Changer le monde demande, pour reprendre la très belle formule de Pier Paolo Pasolini, de «jeter son
corps dans la lutte». Ce n’est pas chose aisée. De ce point de vue, ce poète et cinéaste italien faisait
beaucoup plus que d’imaginer et de créer des œuvres : il écrivait dans les journaux, défendait des
points de vue qui n’étaient pas consensuels, allait débattre à la télévision, écrivait des lettres au Pape
ou aux politiciens. Il cherchait à agir concrètement sur l’évolution de la société dans laquelle il vivait.
Néanmoins, même s’il est évident que l’on peut aisément qualifier Pasolini d’artiste engagé et qu’il
l’a payé de sa vie, son œuvre gigantesque et passionnante ne saurait être instrumentalisée au service
d’une quelconque cause.
Pasolini ne créait pas parce qu’il était engagé. Il était engagé parce qu’il créait.
Je crois que je me reconnais bien dans cette définition de l’engagement.
Il y a, dans toute démarche artistique, une forte part d’intime et de mystère. Je ne crois pas que l’on
puisse réussir une œuvre en voulant dénoncer quoi que ce soit, a priori. On ne fait pas de bonne littérature avec des bons sentiments. C’est vrai pour tous les arts, je pense.
On est, par contre, travaillé par des obsessions, des injustices, des indignations. «L’art, c’est la revanche
des sensibles sur les intelligents» disait Fernand Léger. De fait, je ne conçois pas d’artiste qui serait
hermétique au monde qui l’entoure et enfermé dans sa tour d’ivoire.
Mais je ferais volontiers un distinguo entre l’art et l’artiste.
Pour ma part, quand je prends la parole publiquement, quand je signe un texte dans la presse, quand je
manifeste dans la rue : c’est parce que quelque chose m’est insupportable ; que la lâcheté, l’ignorance
et la bêtise m’exaspèrent ; que j’espère qu’à plusieurs, nous pourrons influer sur le cours des choses ;
que, parfois, l’opinion publique m’importe.
Quand je décide de mettre en scène une pièce, c’est certes parce que son sujet m’intéresse mais
aussi, et avant tout, parce que sa forme, sa langue, sa dramaturgie m’interroge, m’excite, m’ébranle.
Voilà, je crois que l’art et en particulier le théâtre peut servir à cela : ébranler nos certitudes.
Le théâtre est par essence un art collectif.

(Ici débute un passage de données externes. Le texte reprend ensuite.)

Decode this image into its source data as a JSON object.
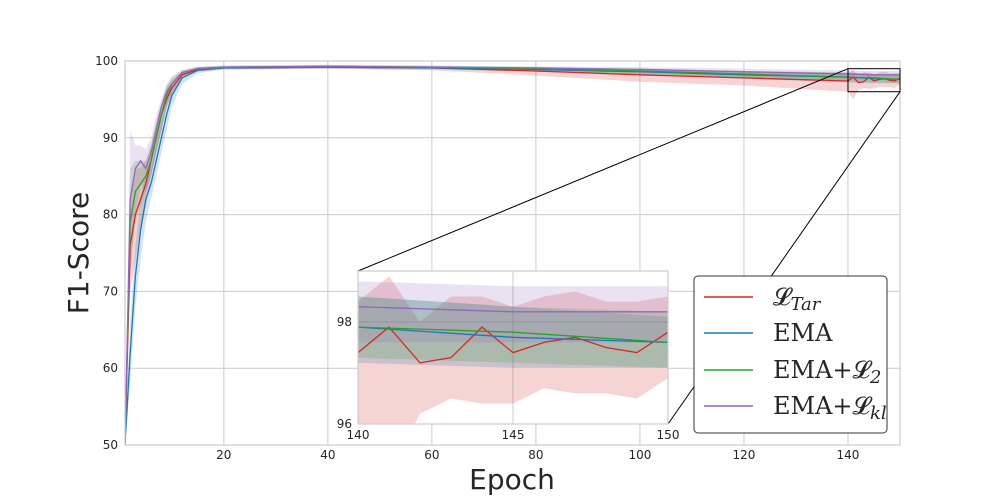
{
  "chart_data": {
    "type": "line",
    "xlabel": "Epoch",
    "ylabel": "F1-Score",
    "xlim": [
      1,
      150
    ],
    "ylim": [
      50,
      100
    ],
    "xticks": [
      20,
      40,
      60,
      80,
      100,
      120,
      140
    ],
    "yticks": [
      50,
      60,
      70,
      80,
      90,
      100
    ],
    "grid": true,
    "legend_position": "lower-right",
    "series": [
      {
        "name": "𝓛Tar",
        "legend": {
          "base": "𝓛",
          "sub": "Tar"
        },
        "color": "#d62728",
        "points": [
          [
            1,
            50
          ],
          [
            2,
            76
          ],
          [
            3,
            80
          ],
          [
            4,
            82
          ],
          [
            5,
            84
          ],
          [
            6,
            87
          ],
          [
            7,
            90
          ],
          [
            8,
            93
          ],
          [
            9,
            95
          ],
          [
            10,
            96.5
          ],
          [
            12,
            98.2
          ],
          [
            15,
            98.9
          ],
          [
            20,
            99.1
          ],
          [
            40,
            99.2
          ],
          [
            60,
            99.1
          ],
          [
            80,
            98.7
          ],
          [
            100,
            98.2
          ],
          [
            120,
            97.8
          ],
          [
            140,
            97.4
          ],
          [
            141,
            97.9
          ],
          [
            142,
            97.2
          ],
          [
            143,
            97.3
          ],
          [
            144,
            97.9
          ],
          [
            145,
            97.4
          ],
          [
            146,
            97.6
          ],
          [
            147,
            97.7
          ],
          [
            148,
            97.5
          ],
          [
            149,
            97.4
          ],
          [
            150,
            97.8
          ]
        ],
        "band": [
          [
            1,
            50,
            50
          ],
          [
            2,
            70,
            82
          ],
          [
            3,
            74,
            86
          ],
          [
            4,
            78,
            86
          ],
          [
            5,
            81,
            87
          ],
          [
            6,
            85,
            89
          ],
          [
            7,
            88,
            92
          ],
          [
            8,
            91,
            94.5
          ],
          [
            9,
            94,
            96.5
          ],
          [
            10,
            95.8,
            97.5
          ],
          [
            12,
            97.8,
            98.6
          ],
          [
            15,
            98.6,
            99.2
          ],
          [
            20,
            98.9,
            99.3
          ],
          [
            40,
            99.0,
            99.4
          ],
          [
            60,
            98.8,
            99.3
          ],
          [
            80,
            98.1,
            99.1
          ],
          [
            100,
            97.3,
            98.9
          ],
          [
            120,
            96.8,
            98.6
          ],
          [
            140,
            96.0,
            98.4
          ],
          [
            141,
            95.0,
            98.9
          ],
          [
            142,
            96.2,
            98.0
          ],
          [
            143,
            96.5,
            98.5
          ],
          [
            144,
            96.4,
            98.5
          ],
          [
            145,
            96.4,
            98.3
          ],
          [
            146,
            96.7,
            98.5
          ],
          [
            147,
            96.6,
            98.6
          ],
          [
            148,
            96.6,
            98.4
          ],
          [
            149,
            96.5,
            98.4
          ],
          [
            150,
            96.9,
            98.5
          ]
        ]
      },
      {
        "name": "EMA",
        "color": "#1f77b4",
        "points": [
          [
            1,
            50
          ],
          [
            2,
            62
          ],
          [
            3,
            72
          ],
          [
            4,
            78
          ],
          [
            5,
            82
          ],
          [
            6,
            84
          ],
          [
            7,
            87
          ],
          [
            8,
            90
          ],
          [
            9,
            93
          ],
          [
            10,
            95.5
          ],
          [
            12,
            97.8
          ],
          [
            15,
            98.8
          ],
          [
            20,
            99.1
          ],
          [
            40,
            99.2
          ],
          [
            60,
            99.1
          ],
          [
            80,
            98.9
          ],
          [
            100,
            98.6
          ],
          [
            120,
            98.2
          ],
          [
            140,
            97.9
          ],
          [
            145,
            97.7
          ],
          [
            150,
            97.6
          ]
        ],
        "band": [
          [
            1,
            50,
            50
          ],
          [
            2,
            58,
            66
          ],
          [
            3,
            68,
            76
          ],
          [
            4,
            74,
            82
          ],
          [
            5,
            79,
            85
          ],
          [
            6,
            82,
            86
          ],
          [
            7,
            85,
            89
          ],
          [
            8,
            88,
            92
          ],
          [
            9,
            91,
            94.5
          ],
          [
            10,
            94,
            96.5
          ],
          [
            12,
            97,
            98.4
          ],
          [
            15,
            98.4,
            99.1
          ],
          [
            20,
            98.9,
            99.3
          ],
          [
            40,
            99.0,
            99.4
          ],
          [
            60,
            98.9,
            99.3
          ],
          [
            80,
            98.6,
            99.2
          ],
          [
            100,
            98.2,
            99.0
          ],
          [
            120,
            97.7,
            98.7
          ],
          [
            140,
            97.2,
            98.5
          ],
          [
            145,
            97.1,
            98.3
          ],
          [
            150,
            97.1,
            98.1
          ]
        ]
      },
      {
        "name": "EMA+𝓛2",
        "legend": {
          "base": "EMA+𝓛",
          "sub": "2"
        },
        "color": "#2ca02c",
        "points": [
          [
            1,
            50
          ],
          [
            2,
            79
          ],
          [
            3,
            83
          ],
          [
            4,
            84
          ],
          [
            5,
            85
          ],
          [
            6,
            87
          ],
          [
            7,
            90
          ],
          [
            8,
            93
          ],
          [
            9,
            95.5
          ],
          [
            10,
            97
          ],
          [
            12,
            98.5
          ],
          [
            15,
            99
          ],
          [
            20,
            99.2
          ],
          [
            40,
            99.3
          ],
          [
            60,
            99.2
          ],
          [
            80,
            99.0
          ],
          [
            100,
            98.7
          ],
          [
            120,
            98.3
          ],
          [
            140,
            97.9
          ],
          [
            145,
            97.8
          ],
          [
            150,
            97.6
          ]
        ],
        "band": [
          [
            1,
            50,
            50
          ],
          [
            2,
            73,
            86
          ],
          [
            3,
            79,
            87
          ],
          [
            4,
            81,
            87
          ],
          [
            5,
            83,
            87
          ],
          [
            6,
            85,
            89
          ],
          [
            7,
            88,
            92
          ],
          [
            8,
            91,
            94.5
          ],
          [
            9,
            94,
            96.8
          ],
          [
            10,
            96,
            97.8
          ],
          [
            12,
            98,
            98.8
          ],
          [
            15,
            98.7,
            99.2
          ],
          [
            20,
            99.0,
            99.4
          ],
          [
            40,
            99.1,
            99.5
          ],
          [
            60,
            99.0,
            99.4
          ],
          [
            80,
            98.7,
            99.2
          ],
          [
            100,
            98.3,
            99.0
          ],
          [
            120,
            97.8,
            98.7
          ],
          [
            140,
            97.3,
            98.5
          ],
          [
            145,
            97.2,
            98.3
          ],
          [
            150,
            97.1,
            98.2
          ]
        ]
      },
      {
        "name": "EMA+𝓛kl",
        "legend": {
          "base": "EMA+𝓛",
          "sub": "kl"
        },
        "color": "#9467bd",
        "points": [
          [
            1,
            50
          ],
          [
            2,
            82
          ],
          [
            3,
            86
          ],
          [
            4,
            87
          ],
          [
            5,
            86
          ],
          [
            6,
            88
          ],
          [
            7,
            91
          ],
          [
            8,
            94
          ],
          [
            9,
            96
          ],
          [
            10,
            97
          ],
          [
            12,
            98.5
          ],
          [
            15,
            99
          ],
          [
            20,
            99.2
          ],
          [
            40,
            99.3
          ],
          [
            60,
            99.2
          ],
          [
            80,
            99.1
          ],
          [
            100,
            98.9
          ],
          [
            120,
            98.6
          ],
          [
            140,
            98.3
          ],
          [
            145,
            98.2
          ],
          [
            150,
            98.2
          ]
        ],
        "band": [
          [
            1,
            50,
            50
          ],
          [
            2,
            72,
            91
          ],
          [
            3,
            80,
            89
          ],
          [
            4,
            84,
            89
          ],
          [
            5,
            83,
            88.5
          ],
          [
            6,
            85,
            90
          ],
          [
            7,
            88,
            93
          ],
          [
            8,
            91,
            95
          ],
          [
            9,
            94,
            97
          ],
          [
            10,
            95.5,
            98
          ],
          [
            12,
            98,
            98.9
          ],
          [
            15,
            98.7,
            99.3
          ],
          [
            20,
            99.0,
            99.4
          ],
          [
            40,
            99.1,
            99.5
          ],
          [
            60,
            99.0,
            99.4
          ],
          [
            80,
            98.8,
            99.3
          ],
          [
            100,
            98.5,
            99.2
          ],
          [
            120,
            98.0,
            99.0
          ],
          [
            140,
            97.6,
            98.8
          ],
          [
            145,
            97.6,
            98.7
          ],
          [
            150,
            97.6,
            98.7
          ]
        ]
      }
    ],
    "inset": {
      "xlim": [
        140,
        150
      ],
      "ylim": [
        96,
        99
      ],
      "xticks": [
        140,
        145,
        150
      ],
      "yticks": [
        96,
        98
      ],
      "zoom_box": {
        "xlim": [
          140,
          150
        ],
        "ylim": [
          96,
          99
        ]
      }
    }
  }
}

Il est aussi un art de la parole. Historiquement, ses grandes
figures ont souvent était engagées ou définies comme tel. Brecht, par exemple, vivait certainement le
théâtre comme une manière de conscientiser les masses.

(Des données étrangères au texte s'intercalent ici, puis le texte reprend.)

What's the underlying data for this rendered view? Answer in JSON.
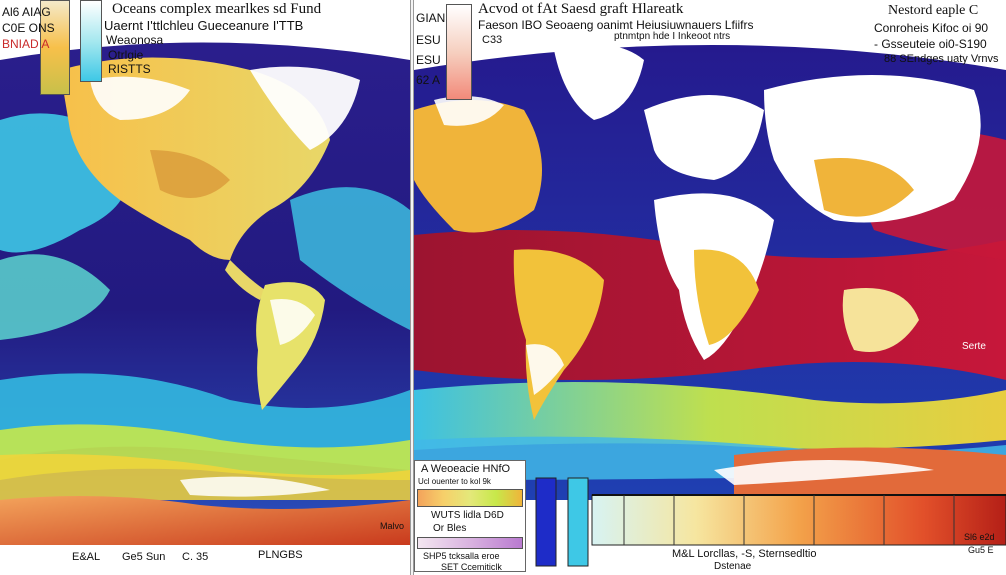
{
  "left_panel": {
    "title": "Oceans complex mearlkes sd Fund",
    "subtitle": "Uaernt I'ttlchleu Gueceanure I'TTB",
    "legend_title": "Weaonosa",
    "legend_item_1": "Otrlgie",
    "legend_item_2": "RISTTS",
    "corner_labels": [
      "Al6 AIAG",
      "C0E ONS",
      "BNIAD A"
    ],
    "map_label": "Malvo",
    "bottom_labels": [
      "E&AL",
      "Ge5 Sun",
      "C. 35",
      "PLNGBS"
    ]
  },
  "right_panel": {
    "title": "Acvod ot fAt Saesd graft Hlareatk",
    "subtitle": "Faeson IBO Seoaeng oanimt Heiusiuwnauers Lfiifrs",
    "subtitle_2": "ptnmtpn hde I Inkeoot ntrs",
    "code": "C33",
    "side_labels": [
      "GIAN",
      "ESU",
      "ESU",
      "62 A"
    ],
    "top_right_title": "Nestord eaple C",
    "top_right_lines": [
      "Conroheis Kifoc oi 90",
      "- Gsseuteie oi0-S190",
      "88 SEndges uaty Vrnvs"
    ],
    "sea_label": "Serte",
    "legend_box": {
      "title": "A Weoeacie HNfO",
      "subtitle": "Ucl ouenter to kol 9k",
      "line_1": "WUTS lidla D6D",
      "line_2": "Or Bles",
      "line_3": "SHP5 tcksalla eroe",
      "line_4": "SET Ccemiticlk"
    },
    "axis_label": "M&L Lorcllas, -S, Sternsedltio",
    "axis_sublabel": "Dstenae",
    "bottom_right_labels": [
      "Sl6 e2d",
      "Gu5 E"
    ],
    "palette": {
      "ocean_deep": "#241a8a",
      "ocean_mid": "#1e7fd6",
      "ocean_light": "#3ec8e6",
      "warm_sea": "#c6173a",
      "land_hot": "#f0b43a",
      "ice": "#ffffff"
    }
  }
}
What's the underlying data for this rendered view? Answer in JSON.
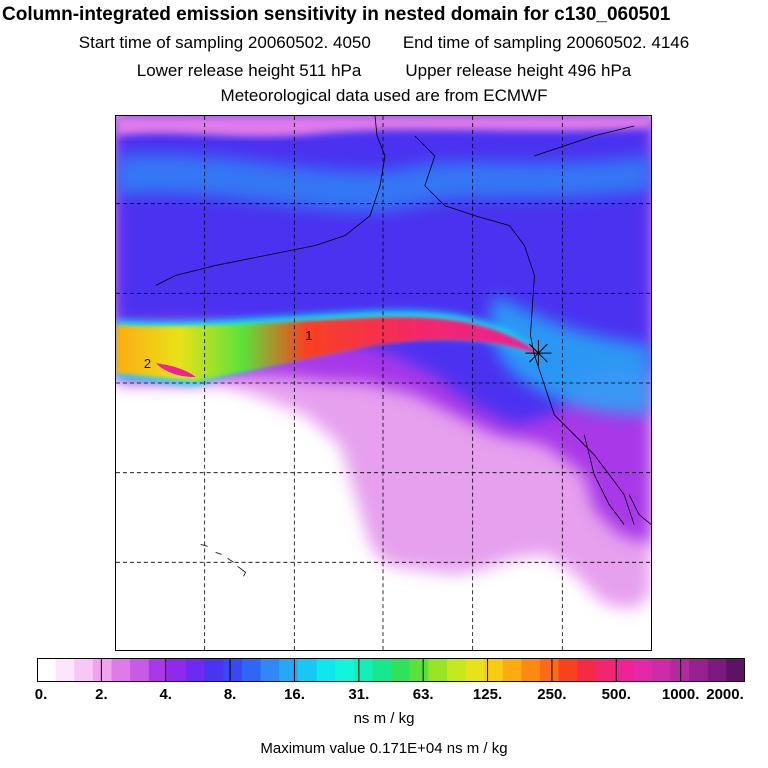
{
  "title": "Column-integrated emission sensitivity in nested domain for c130_060501",
  "start_time": "Start time of sampling 20060502.  4050",
  "end_time": "End time of sampling 20060502.  4146",
  "lower_height": "Lower release height  511 hPa",
  "upper_height": "Upper release height  496 hPa",
  "met_data": "Meteorological data used are from ECMWF",
  "map": {
    "labels": [
      "1",
      "2"
    ],
    "release_marker": "asterisk-marker"
  },
  "colorbar": {
    "ticks": [
      "0.",
      "2.",
      "4.",
      "8.",
      "16.",
      "31.",
      "63.",
      "125.",
      "250.",
      "500.",
      "1000.",
      "2000."
    ],
    "colors": [
      "#ffffff",
      "#fde6fb",
      "#f7c7f5",
      "#f0a4f0",
      "#df7be9",
      "#c85ae6",
      "#a838e8",
      "#8f29ec",
      "#6e2af0",
      "#4c33f0",
      "#3a48f2",
      "#2f66f5",
      "#2f88f6",
      "#25a9f6",
      "#17c8f2",
      "#10e6ee",
      "#0ff6dc",
      "#10f0b8",
      "#18e88d",
      "#2ee25e",
      "#5be23a",
      "#97e526",
      "#c6e81e",
      "#e8e218",
      "#f8cc12",
      "#fdab10",
      "#fd8a10",
      "#fb6a14",
      "#f9401f",
      "#f52a45",
      "#f22570",
      "#ef2296",
      "#e22aa8",
      "#cd2ba8",
      "#b22aa0",
      "#962290",
      "#7b1b7e",
      "#5d1264"
    ],
    "unit": "ns m / kg"
  },
  "max_value": "Maximum value  0.171E+04 ns m / kg"
}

Dans un monde de plus en plus complexe, dans notre «village mondialisé» où tout circule et se transforme extrêmement rapidement, je ne crois plus en un «théâtre à thèse». Je crois aux questionnements plus qu’aux réponses toutes faites. Je crois qu’il faut s’adresser à chacun d’entre nous, à l’individu, pas à la masse. En même temps, je pense qu’il faut interroger notre responsabilité propre dans un
destin collectif ; que là réside un enjeu essentiel de notre travail.
L’art ne change pas le monde. Il est une vigie, un appel au sensible, un étonnement.